# American AI if the boom is a bubble: the Karp-Zitron scenario

> Source: <https://www.lesswrong.com/posts/NcpZ28eDoei3zKCz4/american-ai-if-the-boom-is-a-bubble-the-karp-zitron-scenario>
> Published: 2026-07-03 21:46:14+00:00

*(***Warning note:*** This is a brief attempt to intuit the economic big picture of AI in the immediate future, by someone who is not in America, is not employed by an AI company, and has no experience with investment, large sums of money, or the corridors of power.)*

A few weeks back, we had the IPO for "SpaceXAI". It epitomized a maximally expansive view for the near-term future of AI: frontier AI companies worth a trillion dollars, data centers built everywhere including outer space. (For now I am ignoring our usual concerns that the real future of AI consists of superintelligent AI running amok.)

This week, two appearances on CNBC seem to offer a different paradigm for the future of American AI, humbler, more terrestrial, and more decentralized. I think this other paradigm is probably going to grow in significance so I'd like to understand it.

[The first CNBC guest was Alex Karp (Palantir CEO).](https://x.com/ruima/status/2072558231889871336) The current paradigm of American AI, as he described it, is that corporate customers work with AI models hosted by OpenAI and Anthropic, who can thereby see the workings of their customers' businesses; and then if one of those customers hits upon a new use for AI that is viable as a business, OpenAI and Anthropic will clone the business model and offer the service themselves.

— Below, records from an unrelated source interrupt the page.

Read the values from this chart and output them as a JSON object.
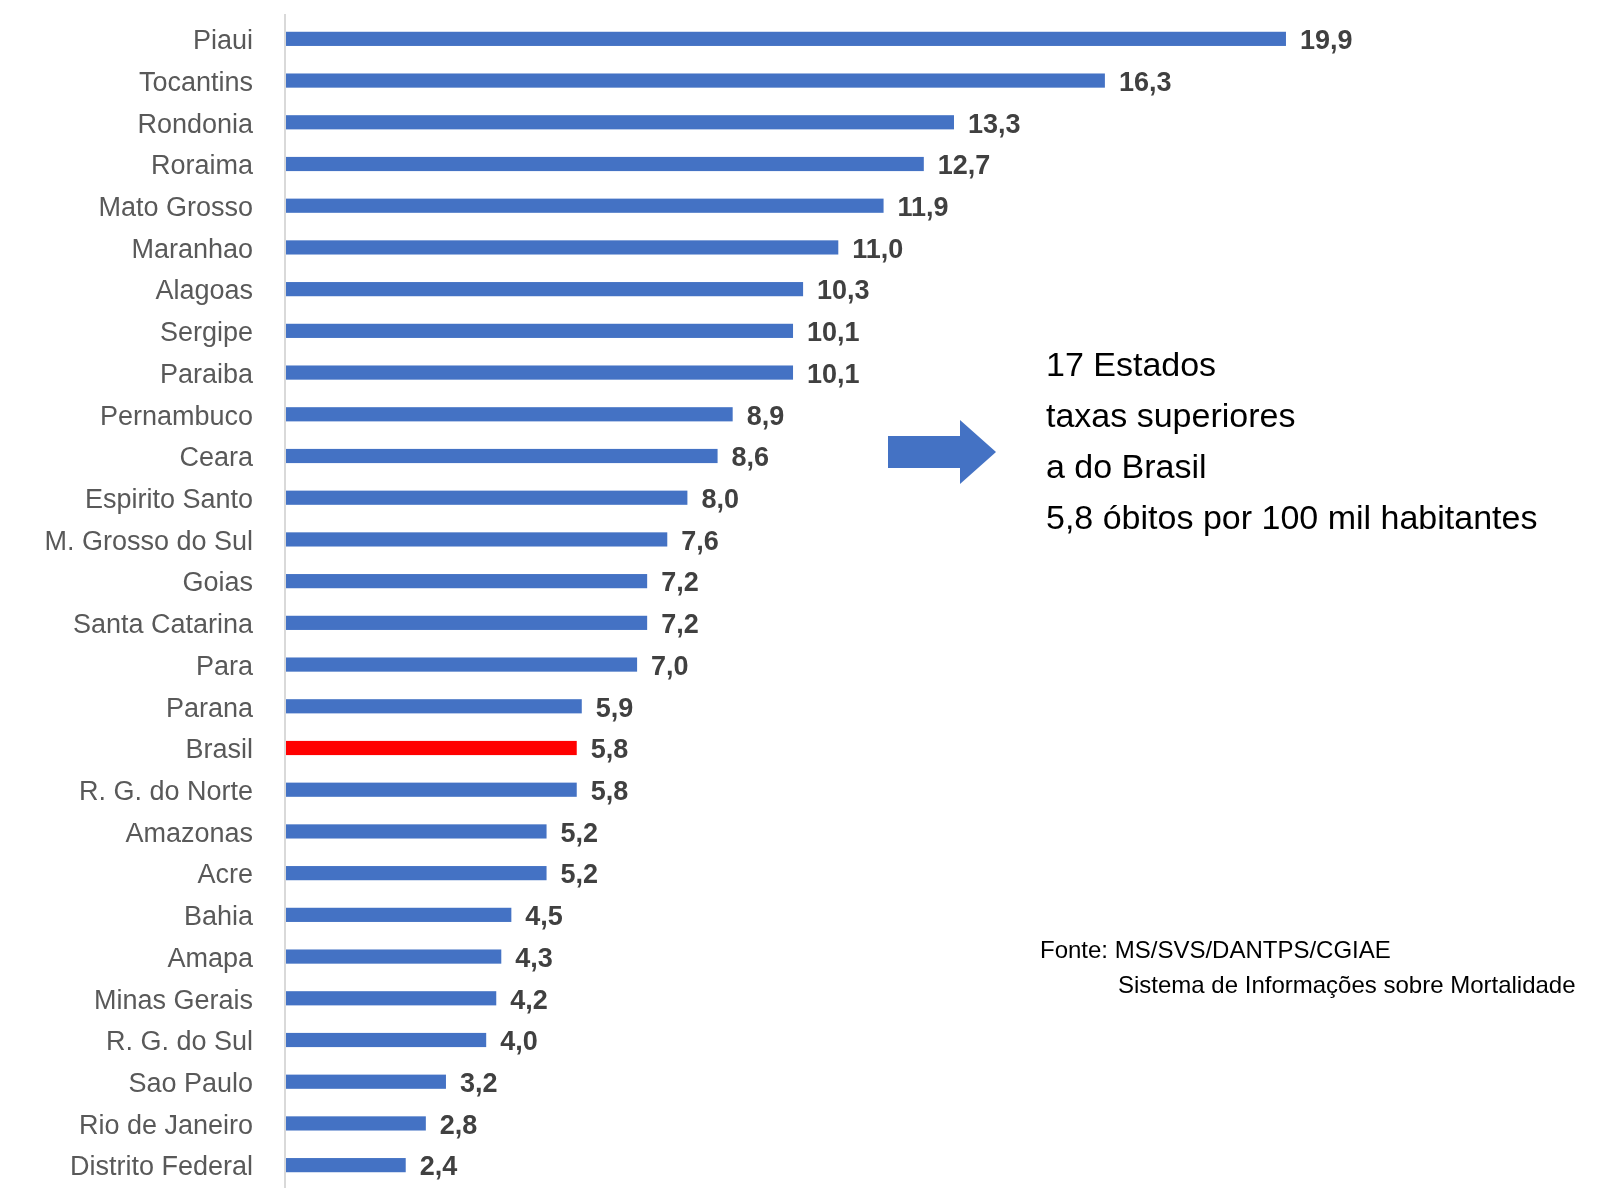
{
  "chart_data": {
    "type": "bar",
    "orientation": "horizontal",
    "categories": [
      "Piaui",
      "Tocantins",
      "Rondonia",
      "Roraima",
      "Mato Grosso",
      "Maranhao",
      "Alagoas",
      "Sergipe",
      "Paraiba",
      "Pernambuco",
      "Ceara",
      "Espirito Santo",
      "M. Grosso do Sul",
      "Goias",
      "Santa Catarina",
      "Para",
      "Parana",
      "Brasil",
      "R. G. do Norte",
      "Amazonas",
      "Acre",
      "Bahia",
      "Amapa",
      "Minas Gerais",
      "R. G. do Sul",
      "Sao Paulo",
      "Rio de Janeiro",
      "Distrito Federal"
    ],
    "values": [
      19.9,
      16.3,
      13.3,
      12.7,
      11.9,
      11.0,
      10.3,
      10.1,
      10.1,
      8.9,
      8.6,
      8.0,
      7.6,
      7.2,
      7.2,
      7.0,
      5.9,
      5.8,
      5.8,
      5.2,
      5.2,
      4.5,
      4.3,
      4.2,
      4.0,
      3.2,
      2.8,
      2.4
    ],
    "value_labels": [
      "19,9",
      "16,3",
      "13,3",
      "12,7",
      "11,9",
      "11,0",
      "10,3",
      "10,1",
      "10,1",
      "8,9",
      "8,6",
      "8,0",
      "7,6",
      "7,2",
      "7,2",
      "7,0",
      "5,9",
      "5,8",
      "5,8",
      "5,2",
      "5,2",
      "4,5",
      "4,3",
      "4,2",
      "4,0",
      "3,2",
      "2,8",
      "2,4"
    ],
    "colors": [
      "#4472c4",
      "#4472c4",
      "#4472c4",
      "#4472c4",
      "#4472c4",
      "#4472c4",
      "#4472c4",
      "#4472c4",
      "#4472c4",
      "#4472c4",
      "#4472c4",
      "#4472c4",
      "#4472c4",
      "#4472c4",
      "#4472c4",
      "#4472c4",
      "#4472c4",
      "#ff0000",
      "#4472c4",
      "#4472c4",
      "#4472c4",
      "#4472c4",
      "#4472c4",
      "#4472c4",
      "#4472c4",
      "#4472c4",
      "#4472c4",
      "#4472c4"
    ],
    "tick_labels": "y",
    "annotations": [
      "17 Estados\ntaxas superiores\na do Brasil\n5,8 óbitos por 100 mil habitantes",
      "Fonte: MS/SVS/DANTPS/CGIAE\nSistema de Informações sobre Mortalidade"
    ]
  }
}
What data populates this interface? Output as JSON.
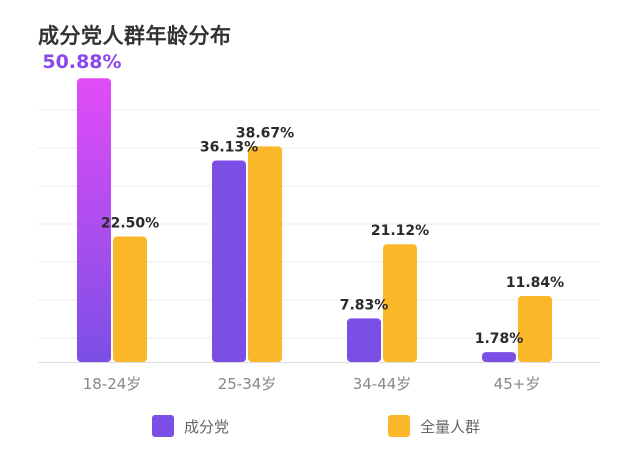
{
  "chart_data": {
    "type": "bar",
    "title": "成分党人群年龄分布",
    "categories": [
      "18-24岁",
      "25-34岁",
      "34-44岁",
      "45+岁"
    ],
    "series": [
      {
        "name": "成分党",
        "values": [
          50.88,
          36.13,
          7.83,
          1.78
        ],
        "labels": [
          "50.88%",
          "36.13%",
          "7.83%",
          "1.78%"
        ],
        "color": "#7b4fe6"
      },
      {
        "name": "全量人群",
        "values": [
          22.5,
          38.67,
          21.12,
          11.84
        ],
        "labels": [
          "22.50%",
          "38.67%",
          "21.12%",
          "11.84%"
        ],
        "color": "#fbb72a"
      }
    ],
    "highlight": {
      "series": 0,
      "category": 0,
      "label_color": "#8a48e8",
      "bar_gradient": [
        "#e24cf7",
        "#7b4fe6"
      ]
    },
    "ylim": [
      0,
      52
    ],
    "grid": true,
    "legend_position": "bottom"
  }
}
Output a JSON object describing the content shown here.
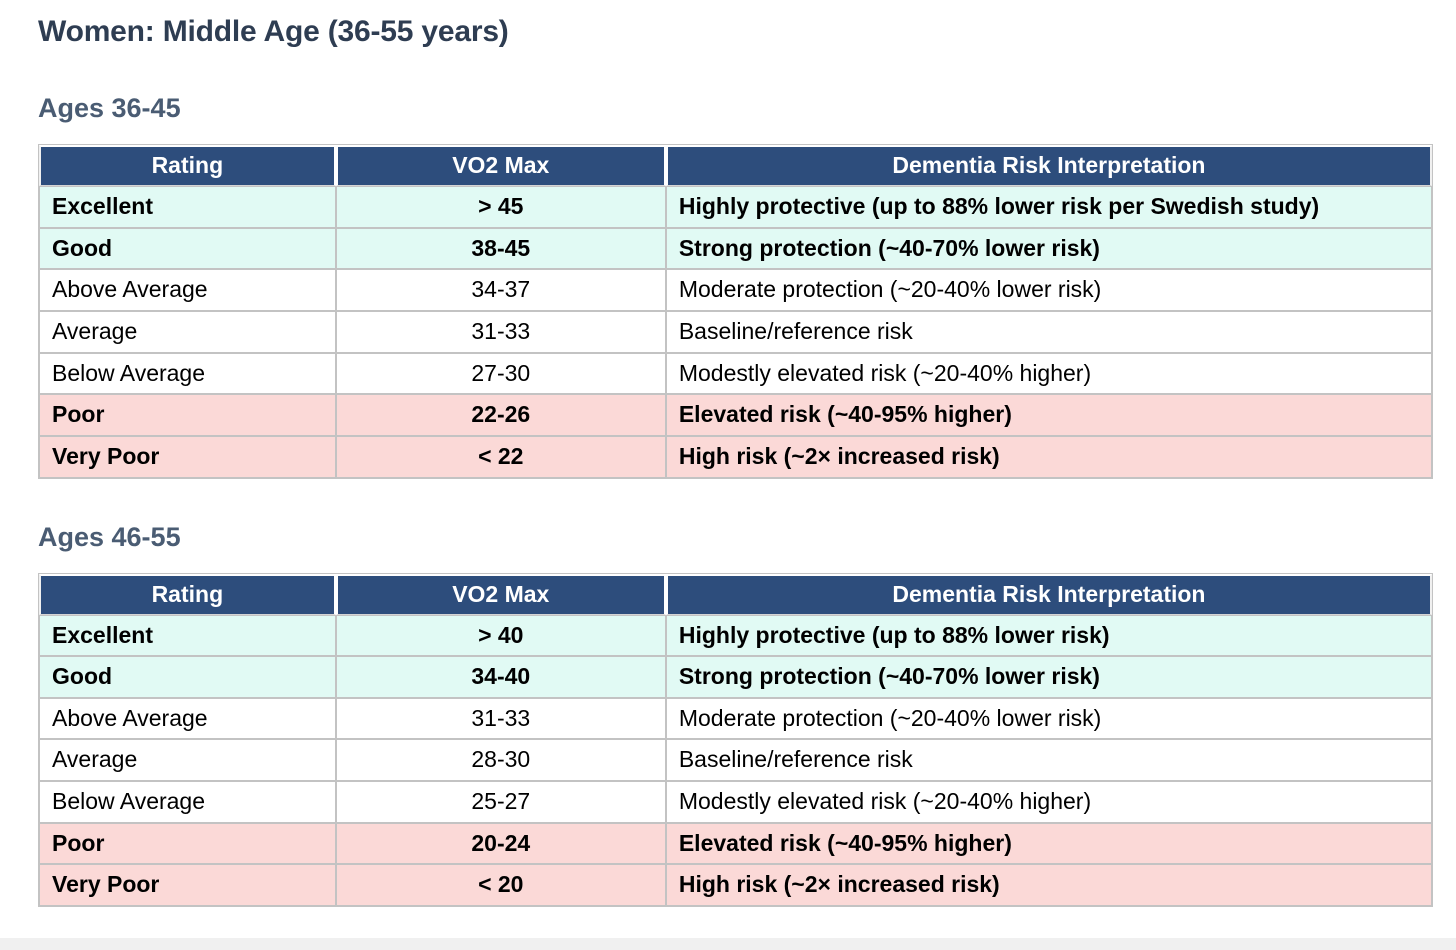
{
  "page": {
    "title": "Women: Middle Age (36-55 years)"
  },
  "columns": [
    "Rating",
    "VO2 Max",
    "Dementia Risk Interpretation"
  ],
  "colors": {
    "header_bg": "#2d4d7c",
    "header_text": "#ffffff",
    "protective_row_bg": "#e1faf4",
    "risk_row_bg": "#fbd9d7",
    "neutral_row_bg": "#ffffff",
    "title_color": "#2e3d52",
    "section_heading_color": "#4a5c73",
    "border_color": "#c3c3c3"
  },
  "sections": [
    {
      "heading": "Ages 36-45",
      "rows": [
        {
          "rating": "Excellent",
          "vo2": "> 45",
          "interpretation": "Highly protective (up to 88% lower risk per Swedish study)",
          "tone": "protective"
        },
        {
          "rating": "Good",
          "vo2": "38-45",
          "interpretation": "Strong protection (~40-70% lower risk)",
          "tone": "protective"
        },
        {
          "rating": "Above Average",
          "vo2": "34-37",
          "interpretation": "Moderate protection (~20-40% lower risk)",
          "tone": "neutral"
        },
        {
          "rating": "Average",
          "vo2": "31-33",
          "interpretation": "Baseline/reference risk",
          "tone": "neutral"
        },
        {
          "rating": "Below Average",
          "vo2": "27-30",
          "interpretation": "Modestly elevated risk (~20-40% higher)",
          "tone": "neutral"
        },
        {
          "rating": "Poor",
          "vo2": "22-26",
          "interpretation": "Elevated risk (~40-95% higher)",
          "tone": "risk"
        },
        {
          "rating": "Very Poor",
          "vo2": "< 22",
          "interpretation": "High risk (~2× increased risk)",
          "tone": "risk"
        }
      ]
    },
    {
      "heading": "Ages 46-55",
      "rows": [
        {
          "rating": "Excellent",
          "vo2": "> 40",
          "interpretation": "Highly protective (up to 88% lower risk)",
          "tone": "protective"
        },
        {
          "rating": "Good",
          "vo2": "34-40",
          "interpretation": "Strong protection (~40-70% lower risk)",
          "tone": "protective"
        },
        {
          "rating": "Above Average",
          "vo2": "31-33",
          "interpretation": "Moderate protection (~20-40% lower risk)",
          "tone": "neutral"
        },
        {
          "rating": "Average",
          "vo2": "28-30",
          "interpretation": "Baseline/reference risk",
          "tone": "neutral"
        },
        {
          "rating": "Below Average",
          "vo2": "25-27",
          "interpretation": "Modestly elevated risk (~20-40% higher)",
          "tone": "neutral"
        },
        {
          "rating": "Poor",
          "vo2": "20-24",
          "interpretation": "Elevated risk (~40-95% higher)",
          "tone": "risk"
        },
        {
          "rating": "Very Poor",
          "vo2": "< 20",
          "interpretation": "High risk (~2× increased risk)",
          "tone": "risk"
        }
      ]
    }
  ]
}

He seems to be positioning Palantir to offer a more secure hosting service, and associating this with the use of open weight models. So you won't be vulnerable to centralized hosting with frontier AI companies, you'll just choose your own model and Palantir will host it for you (and perhaps offer the same secure compartmentalizing of information that they already offer their government clients).

A day or two later, [Ed Zitron (market analyst and AI industry bear) also went on CNBC](https://x.com/edzitron/status/2072703921768837195), agreed with Karp's criticism, and then gave his own take on how the current American AI industry is unsustainable. OpenAI and Anthropic have money coming in, but it's not enough to finance the expenses they project for the training of future AI models. We'll know that the game is over when we start to see large-scale cancellations of data center construction by major companies (and not just because of local opposition), because the demand won't be there.

Zitron thinks a sustainable AI industry might have less than $50 billion revenue per year. So in effect he's predicting that the companies riding the AI boom are very overvalued, trillions of dollars will never be spent on data centers, and the AI bubble will necessarily burst, leaving behind a greatly shrunken AI sector.

This second scenario (Karp-Zitron) seems more plausible to me than the first (trillion-dollar IPOs). To keep the first paradigm going, you have to suppose that AI can continue to grow more and more capable - which I agree with - but also that the trillion-dollar cost of building data centers to train the next generation of AI can be financed by customer demand - which seems much more in doubt now that we see how the state reacts to Mythos-level capabilities.

It seems likely that there will increasingly be a deep-state national-security shroud drawn across future capabilities research, to be carried out either directly by governments or by secretive public-private partnerships, and meanwhile the publicly commercialized wing of the AI economy will be left to sort itself out, perhaps along the lines of the Karp-Zitron scenario above.

If this is the future, it seems like the American AI sector will come to resemble the Chinese AI sector more.